I’VE done quite a lot of travelling in recent years, both for business and pleasure.

From time to time, it’s necessary to ask for directions, and I’ve increasingly started to notice something… the inability of the average person to accurately calculate distance.

How far is Blanktown? “Oh, about a mile, 20 minutes’ walk at the most.”

Nearly an hour and three miles’ walk later, we arrive at the destination, vowing always to take any future estimate and at least double it in future.

The worst example I can recall was one hot summer when we were staying in Montmartre, that intriguing Parisian suburb.

Leaving the hotel, I asked the distance to the nearest Metro stop and was told one kilometre.

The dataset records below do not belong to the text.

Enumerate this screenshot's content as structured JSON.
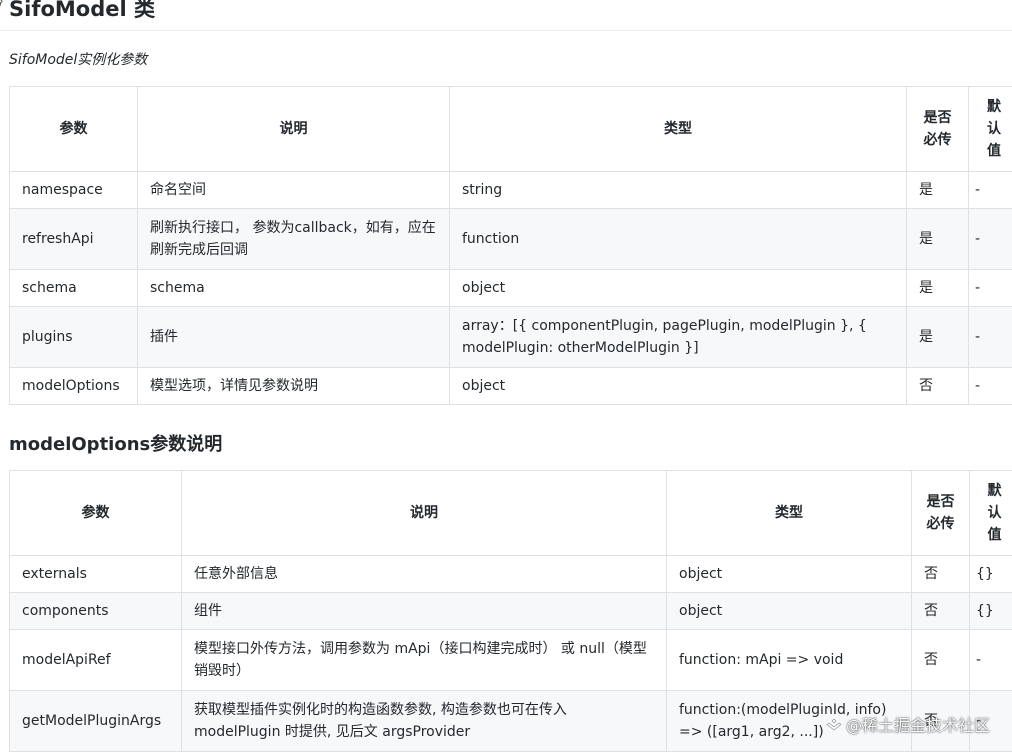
{
  "heading": {
    "anchor_glyph": "ˀ",
    "title": "SifoModel 类"
  },
  "subtitle": "SifoModel实例化参数",
  "table1": {
    "headers": {
      "param": "参数",
      "desc": "说明",
      "type": "类型",
      "required": "是否必传",
      "default": "默认值"
    },
    "rows": [
      {
        "param": "namespace",
        "desc": "命名空间",
        "type": "string",
        "required": "是",
        "default": "-"
      },
      {
        "param": "refreshApi",
        "desc": "刷新执行接口， 参数为callback，如有，应在刷新完成后回调",
        "type": "function",
        "required": "是",
        "default": "-"
      },
      {
        "param": "schema",
        "desc": "schema",
        "type": "object",
        "required": "是",
        "default": "-"
      },
      {
        "param": "plugins",
        "desc": "插件",
        "type": "array：[{ componentPlugin, pagePlugin, modelPlugin }, { modelPlugin: otherModelPlugin }]",
        "required": "是",
        "default": "-"
      },
      {
        "param": "modelOptions",
        "desc": "模型选项，详情见参数说明",
        "type": "object",
        "required": "否",
        "default": "-"
      }
    ]
  },
  "section2_title": "modelOptions参数说明",
  "table2": {
    "headers": {
      "param": "参数",
      "desc": "说明",
      "type": "类型",
      "required": "是否必传",
      "default": "默认值"
    },
    "rows": [
      {
        "param": "externals",
        "desc": "任意外部信息",
        "type": "object",
        "required": "否",
        "default": "{}"
      },
      {
        "param": "components",
        "desc": "组件",
        "type": "object",
        "required": "否",
        "default": "{}"
      },
      {
        "param": "modelApiRef",
        "desc": "模型接口外传方法，调用参数为 mApi（接口构建完成时） 或 null（模型销毁时）",
        "type": "function: mApi => void",
        "required": "否",
        "default": "-"
      },
      {
        "param": "getModelPluginArgs",
        "desc": "获取模型插件实例化时的构造函数参数, 构造参数也可在传入 modelPlugin 时提供, 见后文 argsProvider",
        "type": "function:(modelPluginId, info) => ([arg1, arg2, ...])",
        "required": "否",
        "default": "-"
      }
    ]
  },
  "watermark": "@稀土掘金技术社区"
}
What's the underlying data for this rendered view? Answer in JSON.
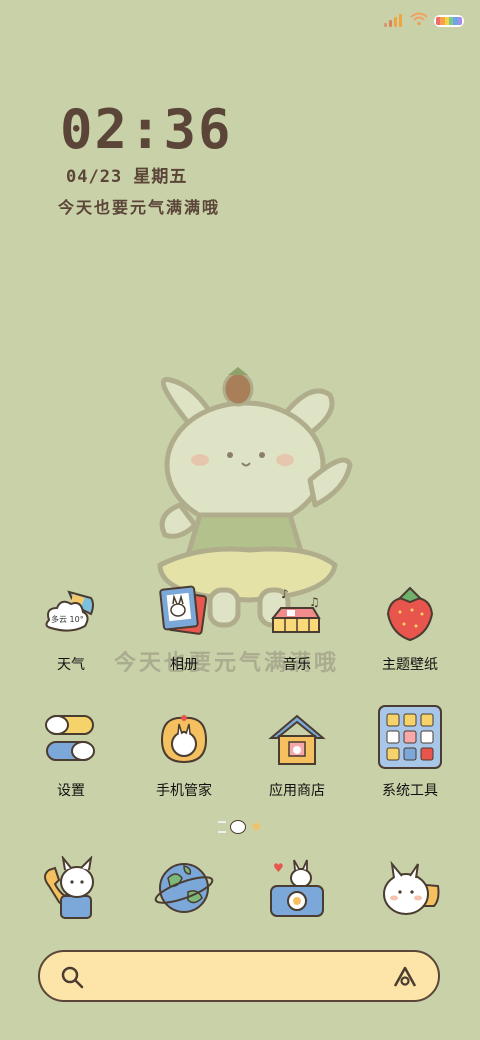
{
  "clock": {
    "time": "02:36",
    "date": "04/23  星期五",
    "motto": "今天也要元气满满哦"
  },
  "watermark": "今天也要元气满满哦",
  "status": {
    "battery_colors": [
      "#f26b6b",
      "#f6a24b",
      "#f3d34a",
      "#7cc98a",
      "#6ba7e8",
      "#a98be8"
    ]
  },
  "weather_widget": {
    "text": "多云 10°"
  },
  "apps_row1": [
    {
      "label": "天气",
      "icon": "weather-icon"
    },
    {
      "label": "相册",
      "icon": "photo-album-icon"
    },
    {
      "label": "音乐",
      "icon": "music-piano-icon"
    },
    {
      "label": "主题壁纸",
      "icon": "strawberry-theme-icon"
    }
  ],
  "apps_row2": [
    {
      "label": "设置",
      "icon": "settings-toggle-icon"
    },
    {
      "label": "手机管家",
      "icon": "phone-manager-icon"
    },
    {
      "label": "应用商店",
      "icon": "app-store-house-icon"
    },
    {
      "label": "系统工具",
      "icon": "system-tools-icon"
    }
  ],
  "dock": [
    {
      "icon": "phone-call-icon"
    },
    {
      "icon": "browser-globe-icon"
    },
    {
      "icon": "camera-icon"
    },
    {
      "icon": "messages-icon"
    }
  ],
  "search": {
    "left_icon": "search-icon",
    "right_icon": "assistant-icon"
  },
  "page_indicator": {
    "pages": 3,
    "current": 2
  }
}
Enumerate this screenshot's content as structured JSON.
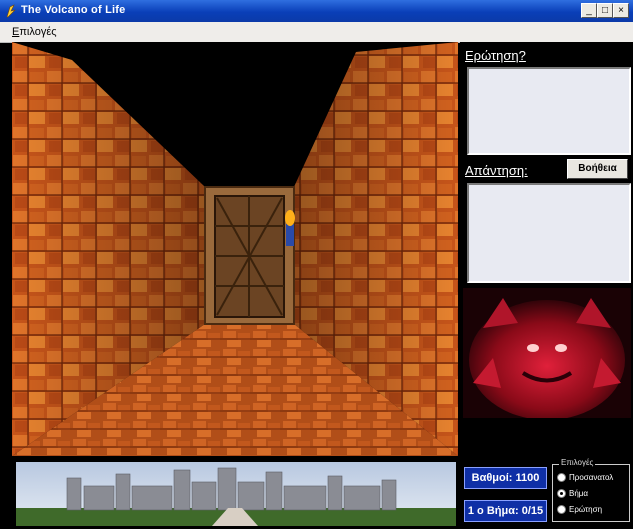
{
  "window": {
    "title": "The Volcano of Life",
    "minimize": "_",
    "maximize": "□",
    "close": "×"
  },
  "menu": {
    "options_label": "Επιλογές"
  },
  "side": {
    "question_label": "Ερώτηση?",
    "answer_label": "Απάντηση:",
    "help_button": "Βοήθεια",
    "score_label": "Βαθμοί: 1100",
    "level_label": "1 ο Βήμα: 0/15"
  },
  "options": {
    "legend": "Επιλογές",
    "items": [
      {
        "label": "Προσανατολ",
        "selected": false
      },
      {
        "label": "Βήμα",
        "selected": true
      },
      {
        "label": "Ερώτηση",
        "selected": false
      }
    ]
  },
  "colors": {
    "title_blue": "#0a3fb8",
    "stat_blue": "#0f2fa6",
    "rock_orange": "#d7621a"
  },
  "scene": {
    "type": "first-person corridor with wooden door",
    "background": "castle silhouette"
  }
}
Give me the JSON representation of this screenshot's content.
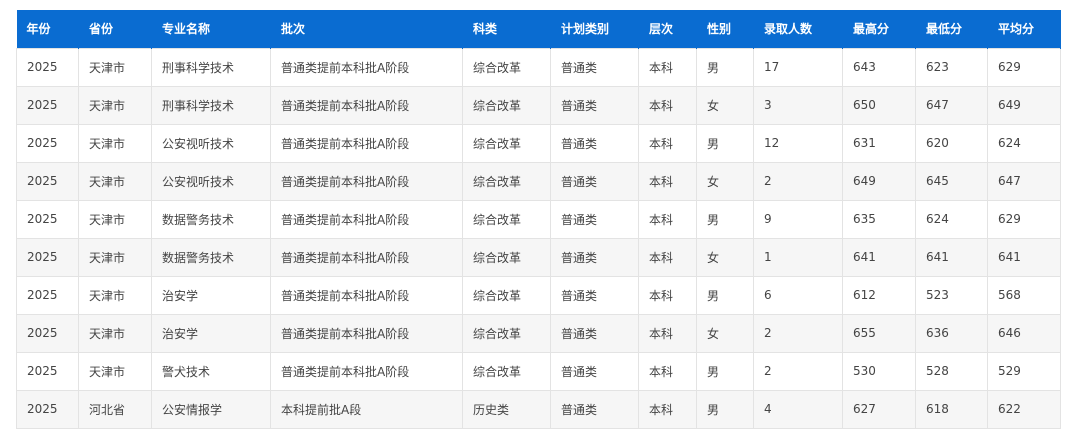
{
  "table": {
    "headers": [
      "年份",
      "省份",
      "专业名称",
      "批次",
      "科类",
      "计划类别",
      "层次",
      "性别",
      "录取人数",
      "最高分",
      "最低分",
      "平均分"
    ],
    "rows": [
      [
        "2025",
        "天津市",
        "刑事科学技术",
        "普通类提前本科批A阶段",
        "综合改革",
        "普通类",
        "本科",
        "男",
        "17",
        "643",
        "623",
        "629"
      ],
      [
        "2025",
        "天津市",
        "刑事科学技术",
        "普通类提前本科批A阶段",
        "综合改革",
        "普通类",
        "本科",
        "女",
        "3",
        "650",
        "647",
        "649"
      ],
      [
        "2025",
        "天津市",
        "公安视听技术",
        "普通类提前本科批A阶段",
        "综合改革",
        "普通类",
        "本科",
        "男",
        "12",
        "631",
        "620",
        "624"
      ],
      [
        "2025",
        "天津市",
        "公安视听技术",
        "普通类提前本科批A阶段",
        "综合改革",
        "普通类",
        "本科",
        "女",
        "2",
        "649",
        "645",
        "647"
      ],
      [
        "2025",
        "天津市",
        "数据警务技术",
        "普通类提前本科批A阶段",
        "综合改革",
        "普通类",
        "本科",
        "男",
        "9",
        "635",
        "624",
        "629"
      ],
      [
        "2025",
        "天津市",
        "数据警务技术",
        "普通类提前本科批A阶段",
        "综合改革",
        "普通类",
        "本科",
        "女",
        "1",
        "641",
        "641",
        "641"
      ],
      [
        "2025",
        "天津市",
        "治安学",
        "普通类提前本科批A阶段",
        "综合改革",
        "普通类",
        "本科",
        "男",
        "6",
        "612",
        "523",
        "568"
      ],
      [
        "2025",
        "天津市",
        "治安学",
        "普通类提前本科批A阶段",
        "综合改革",
        "普通类",
        "本科",
        "女",
        "2",
        "655",
        "636",
        "646"
      ],
      [
        "2025",
        "天津市",
        "警犬技术",
        "普通类提前本科批A阶段",
        "综合改革",
        "普通类",
        "本科",
        "男",
        "2",
        "530",
        "528",
        "529"
      ],
      [
        "2025",
        "河北省",
        "公安情报学",
        "本科提前批A段",
        "历史类",
        "普通类",
        "本科",
        "男",
        "4",
        "627",
        "618",
        "622"
      ]
    ]
  },
  "colors": {
    "header_bg": "#0a6cd1",
    "header_text": "#ffffff",
    "row_alt_bg": "#f6f6f6",
    "cell_text": "#444444"
  }
}
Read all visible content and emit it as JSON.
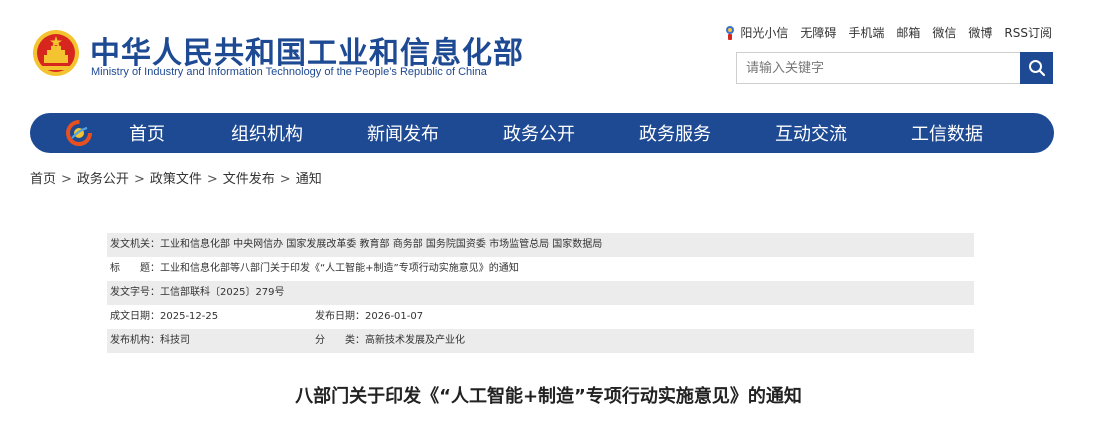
{
  "header": {
    "title": "中华人民共和国工业和信息化部",
    "subtitle": "Ministry of Industry and Information Technology of the People’s Republic of China",
    "top_links": [
      "阳光小信",
      "无障碍",
      "手机端",
      "邮箱",
      "微信",
      "微博",
      "RSS订阅"
    ],
    "search_placeholder": "请输入关键字"
  },
  "colors": {
    "brand_blue": "#1e4a93",
    "emblem_red": "#d7261e",
    "emblem_gold": "#f4c430",
    "row_shade": "#ececec"
  },
  "icons": {
    "emblem": "national-emblem-icon",
    "sunshine": "sunshine-mascot-icon",
    "search": "search-icon",
    "nav_logo": "miit-logo-icon"
  },
  "nav": {
    "items": [
      "首页",
      "组织机构",
      "新闻发布",
      "政务公开",
      "政务服务",
      "互动交流",
      "工信数据"
    ]
  },
  "breadcrumb": {
    "items": [
      "首页",
      "政务公开",
      "政策文件",
      "文件发布",
      "通知"
    ],
    "separator": ">"
  },
  "info": {
    "issuer_label": "发文机关：",
    "issuer_value": "工业和信息化部 中央网信办 国家发展改革委 教育部 商务部 国务院国资委 市场监管总局 国家数据局",
    "title_label": "标　　题：",
    "title_value": "工业和信息化部等八部门关于印发《“人工智能+制造”专项行动实施意见》的通知",
    "docno_label": "发文字号：",
    "docno_value": "工信部联科〔2025〕279号",
    "created_label": "成文日期：",
    "created_value": "2025-12-25",
    "published_label": "发布日期：",
    "published_value": "2026-01-07",
    "org_label": "发布机构：",
    "org_value": "科技司",
    "category_label": "分　　类：",
    "category_value": "高新技术发展及产业化"
  },
  "document": {
    "title": "八部门关于印发《“人工智能+制造”专项行动实施意见》的通知"
  }
}
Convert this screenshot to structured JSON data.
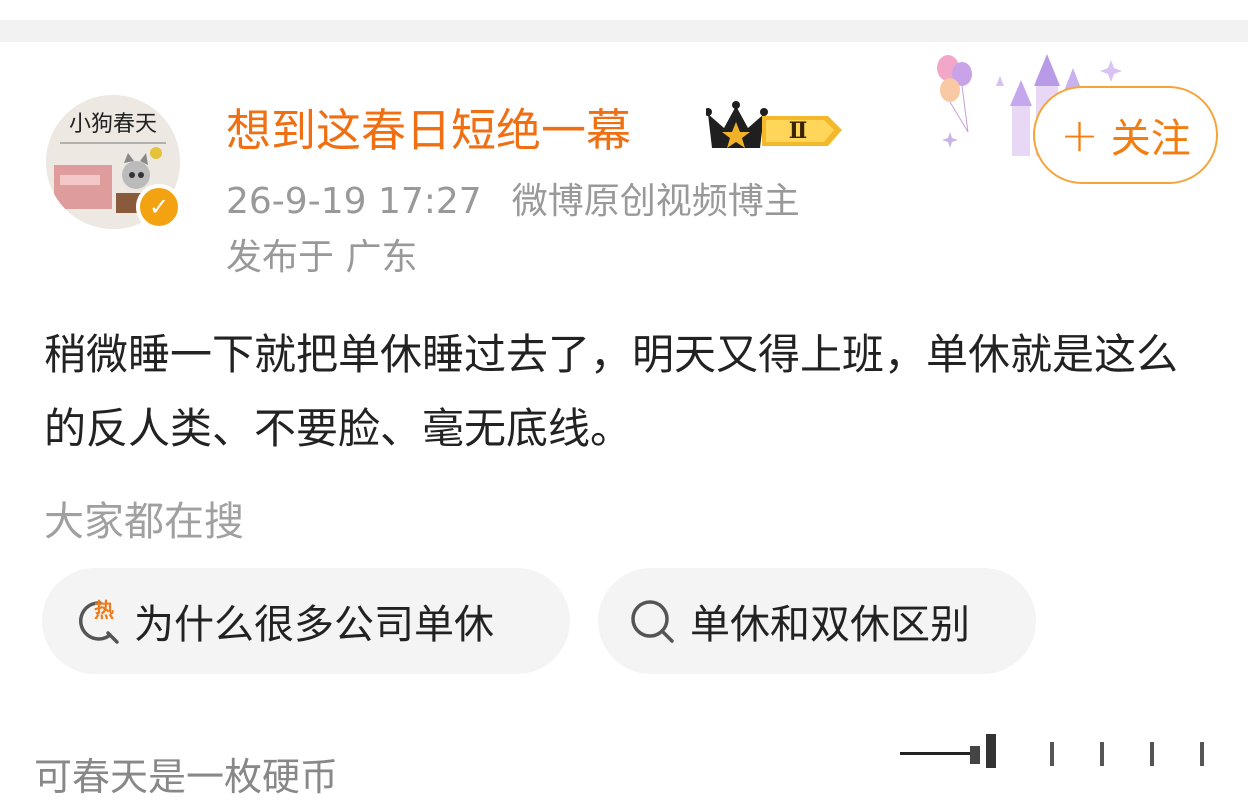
{
  "post": {
    "author": {
      "name": "想到这春日短绝一幕",
      "avatar_text": "小狗春天",
      "verified_icon": "verified-badge-icon",
      "level_badge": "Ⅱ"
    },
    "meta": {
      "time": "26-9-19 17:27",
      "source": "微博原创视频博主",
      "location": "发布于 广东"
    },
    "follow_button": {
      "plus": "+",
      "label": "关注"
    },
    "content": "稍微睡一下就把单休睡过去了，明天又得上班，单休就是这么的反人类、不要脸、毫无底线。"
  },
  "search": {
    "title": "大家都在搜",
    "chips": [
      {
        "label": "为什么很多公司单休",
        "icon": "hot-search-icon",
        "icon_text": "热"
      },
      {
        "label": "单休和双休区别",
        "icon": "search-icon"
      }
    ]
  },
  "next_post": {
    "author": "可春天是一枚硬币"
  },
  "colors": {
    "accent": "#f06f12",
    "follow_border": "#f5a43a",
    "meta_gray": "#999999",
    "chip_bg": "#f4f4f4",
    "verified": "#f3a312"
  }
}
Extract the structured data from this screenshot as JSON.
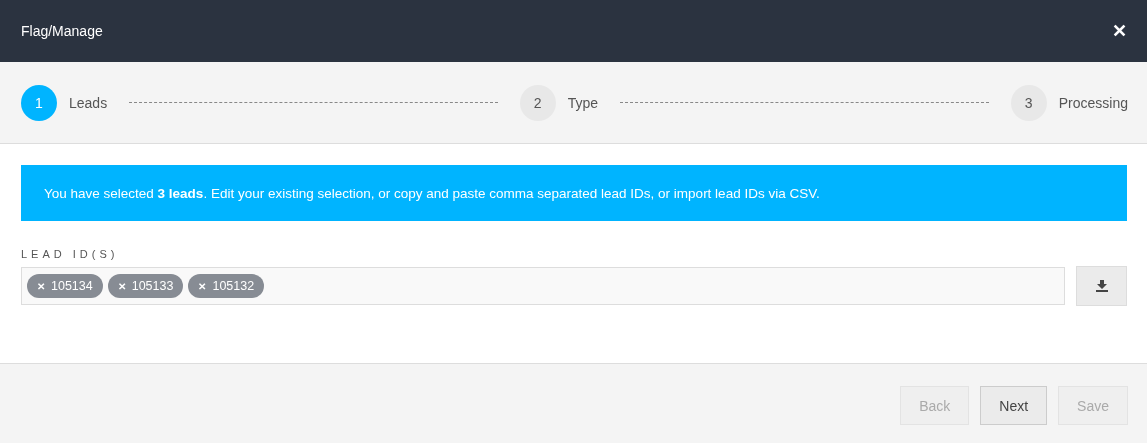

It was more like a steaming three before I arrived at the station, pouring with sweat, with one wheel left on my suitcase, and a mood blacker than Napoleon’s hat.

My misery was then compounded when an arm of the turnstile hooked into my shorts, ripping them to the waist. By how much, you may ask. Oh, by at least two feet… and no, I’m not exaggerating.

*I ADORE the summer… even Worcester’s poor old polluted Duck Brook looks good with a seasonal makeover.

Transformed by garlands of mosses and flowers, this usually less-than-radiant rivulet stumbles like a blushing bride to meet her groom, the Severn. Let’s face it… we all feel better when the sun shines.